6.2. Implications for the Counseling
Counseling is an important aspect in HIV prevention targeted intervention. However, programmatically counseling component is not viewed as strategic. Counseling, in targeted intervention merely reduced to activities of information sharing (about potential risks involved in risks activities, risk reduction alternatives, and available services). This study shed light on the important fact that risk behaviors are regulated by the invisible psycho-socio-cultural structures and individual has no control over it. These structures need to be addressed carefully within the framework of Targeted Interventions (TI). Counselors should gain deeper understanding of MSM population and know their risk practices.

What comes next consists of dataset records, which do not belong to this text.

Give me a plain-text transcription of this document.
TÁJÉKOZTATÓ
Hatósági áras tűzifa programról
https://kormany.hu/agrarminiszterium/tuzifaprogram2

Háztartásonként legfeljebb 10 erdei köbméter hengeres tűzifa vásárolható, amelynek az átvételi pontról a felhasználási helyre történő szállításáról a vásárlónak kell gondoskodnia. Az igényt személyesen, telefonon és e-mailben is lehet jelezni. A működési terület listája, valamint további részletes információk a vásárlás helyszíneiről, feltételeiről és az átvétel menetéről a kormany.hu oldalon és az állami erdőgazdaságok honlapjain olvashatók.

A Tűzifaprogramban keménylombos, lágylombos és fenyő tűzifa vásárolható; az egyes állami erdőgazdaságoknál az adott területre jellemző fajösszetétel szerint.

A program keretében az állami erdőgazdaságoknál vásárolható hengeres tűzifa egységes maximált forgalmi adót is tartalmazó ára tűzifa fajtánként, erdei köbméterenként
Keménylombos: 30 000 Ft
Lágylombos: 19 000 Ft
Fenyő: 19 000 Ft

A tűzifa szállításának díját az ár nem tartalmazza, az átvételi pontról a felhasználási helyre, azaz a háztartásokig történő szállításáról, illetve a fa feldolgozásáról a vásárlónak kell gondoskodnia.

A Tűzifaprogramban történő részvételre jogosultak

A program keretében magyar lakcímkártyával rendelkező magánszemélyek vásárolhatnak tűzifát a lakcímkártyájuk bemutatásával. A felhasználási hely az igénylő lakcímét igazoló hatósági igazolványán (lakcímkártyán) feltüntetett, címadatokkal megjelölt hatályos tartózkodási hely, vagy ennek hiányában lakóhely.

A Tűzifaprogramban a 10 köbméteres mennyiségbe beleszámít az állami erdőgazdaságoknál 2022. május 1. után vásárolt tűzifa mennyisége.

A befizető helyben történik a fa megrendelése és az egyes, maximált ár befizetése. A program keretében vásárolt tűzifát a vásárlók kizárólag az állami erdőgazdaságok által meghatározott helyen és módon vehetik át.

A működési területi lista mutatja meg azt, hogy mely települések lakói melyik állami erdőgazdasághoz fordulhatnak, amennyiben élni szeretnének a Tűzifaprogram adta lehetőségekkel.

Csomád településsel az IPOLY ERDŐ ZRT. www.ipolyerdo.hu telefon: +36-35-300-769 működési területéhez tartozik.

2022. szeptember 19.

Further, identifying potential community members to become community counselors and train them in counseling will be helpful strategy to reach out un-reached MSM population.
ACKNOWLEDGEMENTS
The author thanks Prince Manvendrasingh Gohil, Chair and Sylvester Merchant, Executive Director of the Lakshya Trust for their support to this study. Staff members of Lakshya Trust deserve hearty thanks for their support in reaching out to the respondents. Special thanks to Mrs. Siddhi Pandya, my wife, for her review, valuable feedback on this research paper and unstinted support.
Notes
1. Garba-traditional group dance is played during the Navratri (Nine nights) festival. Garba originated in the Gujarat state of India.2. Vat Savitri Vrat, where Hindu married women observe fast and worship the Vat (Bargad) tree with an intention of preserving their husband’s good fortune. On this day, early morning the women take bath, wear new clothes, bangles, apply vermilion on the fore-head and the hair-parting line; and worship the Vat (Bargad) tree.